In our fourth installment of Beyond the Brink: The Impact of California’s Broken Child Care System, we hear from family child care provider Librado Torres of Los Angeles. Librado is one of many child care providers who keep California’s children learning, often time coming at her own expense. Read more below:
My children learn their ABCs, colors and numbers. I create lesson plans and make assessments for each child so that I can measure their growth. One recently skipped kindergarten and went straight into first grade because he knew all the basics.
Every single child in my care gets personal attention to make sure each one has a chance to persevere. I wear several hats as a child care provider. I’m the chef, environmental service worker, counselor, nurse and teacher. I should get five salaries for all the hats I wear, not poverty wages, that don’t even amount to the state minimum wage.
I never eat out so I can buy new books for the kids. I spend hours every month trying to figure out how to afford to pay an assistant, maintain a nice child care environment and still have money left over for safe cleaning supplies. When a good workshop comes along to help expand my knowledge to better serve my kids, I often can’t afford it. And I have no retirement plan because all my income goes straight to pay the water and electricity bills, internet and rent.
My parents struggle financially as much as I do. They are garment workers, fast food workers, cleaners, food packagers—all minimum wage jobs. Nearly their whole paycheck goes to cover their child care costs. I know one young single mom who was on a waiting list for affordable child care for years. What are her options?

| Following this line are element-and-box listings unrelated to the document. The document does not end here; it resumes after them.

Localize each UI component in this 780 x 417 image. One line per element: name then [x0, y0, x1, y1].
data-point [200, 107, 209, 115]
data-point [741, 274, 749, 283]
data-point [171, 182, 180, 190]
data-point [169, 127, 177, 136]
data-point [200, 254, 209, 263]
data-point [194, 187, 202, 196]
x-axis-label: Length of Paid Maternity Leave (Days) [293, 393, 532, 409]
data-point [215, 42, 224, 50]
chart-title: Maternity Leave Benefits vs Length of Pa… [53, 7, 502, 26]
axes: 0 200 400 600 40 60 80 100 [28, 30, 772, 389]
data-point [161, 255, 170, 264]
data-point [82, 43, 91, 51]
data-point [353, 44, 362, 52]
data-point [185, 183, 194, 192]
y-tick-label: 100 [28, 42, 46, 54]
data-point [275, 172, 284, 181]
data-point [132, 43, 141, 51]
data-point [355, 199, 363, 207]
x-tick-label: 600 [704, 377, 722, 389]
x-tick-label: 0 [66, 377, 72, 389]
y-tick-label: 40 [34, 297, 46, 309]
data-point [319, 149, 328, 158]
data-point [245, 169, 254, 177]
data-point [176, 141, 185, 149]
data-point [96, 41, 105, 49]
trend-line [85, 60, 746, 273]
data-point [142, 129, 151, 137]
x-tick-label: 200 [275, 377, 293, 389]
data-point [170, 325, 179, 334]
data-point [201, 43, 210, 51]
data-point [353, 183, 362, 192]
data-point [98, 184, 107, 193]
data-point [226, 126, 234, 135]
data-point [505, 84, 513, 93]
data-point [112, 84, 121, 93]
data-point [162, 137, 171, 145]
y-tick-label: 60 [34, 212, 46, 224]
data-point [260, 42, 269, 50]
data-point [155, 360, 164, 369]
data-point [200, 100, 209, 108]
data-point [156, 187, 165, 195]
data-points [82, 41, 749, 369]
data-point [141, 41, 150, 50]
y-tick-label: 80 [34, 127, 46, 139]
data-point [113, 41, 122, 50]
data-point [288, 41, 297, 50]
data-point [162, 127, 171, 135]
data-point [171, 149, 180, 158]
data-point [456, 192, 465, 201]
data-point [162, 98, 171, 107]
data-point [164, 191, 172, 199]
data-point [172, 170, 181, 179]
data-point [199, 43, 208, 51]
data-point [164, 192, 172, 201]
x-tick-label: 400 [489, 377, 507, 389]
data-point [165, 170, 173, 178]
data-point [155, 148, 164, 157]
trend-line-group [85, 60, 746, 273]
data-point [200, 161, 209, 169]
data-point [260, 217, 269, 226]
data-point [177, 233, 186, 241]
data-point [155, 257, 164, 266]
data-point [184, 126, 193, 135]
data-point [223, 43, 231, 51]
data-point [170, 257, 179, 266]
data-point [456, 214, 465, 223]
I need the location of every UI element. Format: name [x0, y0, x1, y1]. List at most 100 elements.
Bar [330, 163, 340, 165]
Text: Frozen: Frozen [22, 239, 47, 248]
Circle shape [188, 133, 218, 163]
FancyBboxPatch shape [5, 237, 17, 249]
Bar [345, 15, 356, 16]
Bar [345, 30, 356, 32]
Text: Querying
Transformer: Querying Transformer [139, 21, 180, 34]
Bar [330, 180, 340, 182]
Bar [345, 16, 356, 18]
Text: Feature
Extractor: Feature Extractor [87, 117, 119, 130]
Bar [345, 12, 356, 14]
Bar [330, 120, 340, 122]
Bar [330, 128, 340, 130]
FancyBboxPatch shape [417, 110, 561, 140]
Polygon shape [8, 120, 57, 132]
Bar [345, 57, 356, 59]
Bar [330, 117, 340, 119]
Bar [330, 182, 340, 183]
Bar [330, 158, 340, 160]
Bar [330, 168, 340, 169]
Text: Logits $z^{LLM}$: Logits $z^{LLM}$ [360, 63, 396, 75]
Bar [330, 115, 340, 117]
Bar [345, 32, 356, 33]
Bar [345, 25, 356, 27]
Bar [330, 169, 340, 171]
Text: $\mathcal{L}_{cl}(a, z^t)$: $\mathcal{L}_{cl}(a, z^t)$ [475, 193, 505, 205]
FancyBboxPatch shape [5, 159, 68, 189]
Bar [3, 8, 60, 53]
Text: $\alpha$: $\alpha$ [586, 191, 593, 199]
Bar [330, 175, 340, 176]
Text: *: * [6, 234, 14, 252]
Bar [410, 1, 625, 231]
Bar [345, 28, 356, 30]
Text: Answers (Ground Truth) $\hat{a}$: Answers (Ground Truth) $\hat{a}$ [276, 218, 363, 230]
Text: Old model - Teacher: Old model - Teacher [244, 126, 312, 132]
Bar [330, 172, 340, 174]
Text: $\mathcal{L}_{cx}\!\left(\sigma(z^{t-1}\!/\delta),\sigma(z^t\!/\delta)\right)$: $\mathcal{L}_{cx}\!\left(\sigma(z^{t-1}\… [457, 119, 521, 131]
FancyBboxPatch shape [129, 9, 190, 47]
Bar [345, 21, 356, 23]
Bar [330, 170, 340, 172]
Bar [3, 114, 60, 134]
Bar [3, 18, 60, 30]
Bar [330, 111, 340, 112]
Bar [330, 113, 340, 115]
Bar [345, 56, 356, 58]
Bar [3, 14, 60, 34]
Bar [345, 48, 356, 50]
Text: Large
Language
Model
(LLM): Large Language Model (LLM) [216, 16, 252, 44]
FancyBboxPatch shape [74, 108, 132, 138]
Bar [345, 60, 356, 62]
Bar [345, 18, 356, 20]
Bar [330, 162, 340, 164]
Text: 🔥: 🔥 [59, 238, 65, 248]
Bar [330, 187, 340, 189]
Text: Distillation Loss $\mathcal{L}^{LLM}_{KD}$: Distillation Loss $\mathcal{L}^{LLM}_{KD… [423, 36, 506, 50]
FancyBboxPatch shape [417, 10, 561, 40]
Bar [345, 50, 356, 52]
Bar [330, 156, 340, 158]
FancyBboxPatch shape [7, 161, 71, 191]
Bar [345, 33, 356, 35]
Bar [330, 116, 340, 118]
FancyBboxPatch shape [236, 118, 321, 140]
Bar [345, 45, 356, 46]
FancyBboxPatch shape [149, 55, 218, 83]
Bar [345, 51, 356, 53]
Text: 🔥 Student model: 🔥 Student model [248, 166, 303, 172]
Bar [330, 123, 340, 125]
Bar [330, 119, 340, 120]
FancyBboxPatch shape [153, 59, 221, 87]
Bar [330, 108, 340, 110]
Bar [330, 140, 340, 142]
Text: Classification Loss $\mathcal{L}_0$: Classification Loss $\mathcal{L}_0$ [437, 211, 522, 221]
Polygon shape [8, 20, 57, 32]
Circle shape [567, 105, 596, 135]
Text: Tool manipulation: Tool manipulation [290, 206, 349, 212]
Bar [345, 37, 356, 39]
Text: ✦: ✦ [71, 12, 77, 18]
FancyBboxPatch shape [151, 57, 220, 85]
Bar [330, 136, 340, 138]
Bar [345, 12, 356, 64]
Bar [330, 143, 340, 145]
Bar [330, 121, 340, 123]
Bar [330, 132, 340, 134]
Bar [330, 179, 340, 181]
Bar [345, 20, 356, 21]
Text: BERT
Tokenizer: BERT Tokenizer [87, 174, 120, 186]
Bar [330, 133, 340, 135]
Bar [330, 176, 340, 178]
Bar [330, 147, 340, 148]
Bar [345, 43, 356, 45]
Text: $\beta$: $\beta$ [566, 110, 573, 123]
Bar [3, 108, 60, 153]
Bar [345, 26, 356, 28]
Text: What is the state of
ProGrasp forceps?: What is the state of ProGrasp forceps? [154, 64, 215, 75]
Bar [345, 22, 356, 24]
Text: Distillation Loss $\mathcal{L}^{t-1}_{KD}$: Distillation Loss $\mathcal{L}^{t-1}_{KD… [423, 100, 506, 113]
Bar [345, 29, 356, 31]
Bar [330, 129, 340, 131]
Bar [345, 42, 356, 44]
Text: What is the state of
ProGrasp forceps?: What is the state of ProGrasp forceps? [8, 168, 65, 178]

We live in the 21st century and instead of getting better, it seems like things are getting worse. I worry most about retirement. I don’t want to work until I die. Even if I could save a tiny bit each month, it would never be enough. I previously worked at a family owned restaurant so I had some money put into a retirement plan. I recently learned that even with that careful savings, combined with what I’ve paid into Social Security, will only bring me $465 a month. That’s not even enough for rent at today’s prices, let alone what they’ll be then. I feel like the work we do in this profession is priceless. I’ve dedicated my life to kids and families—but at the expense of my own family and future.
I want to be part of the efforts to bring California’s child care system into the 21st Century. That’s why I’m telling Sacramento to give me a strong voice in my industry.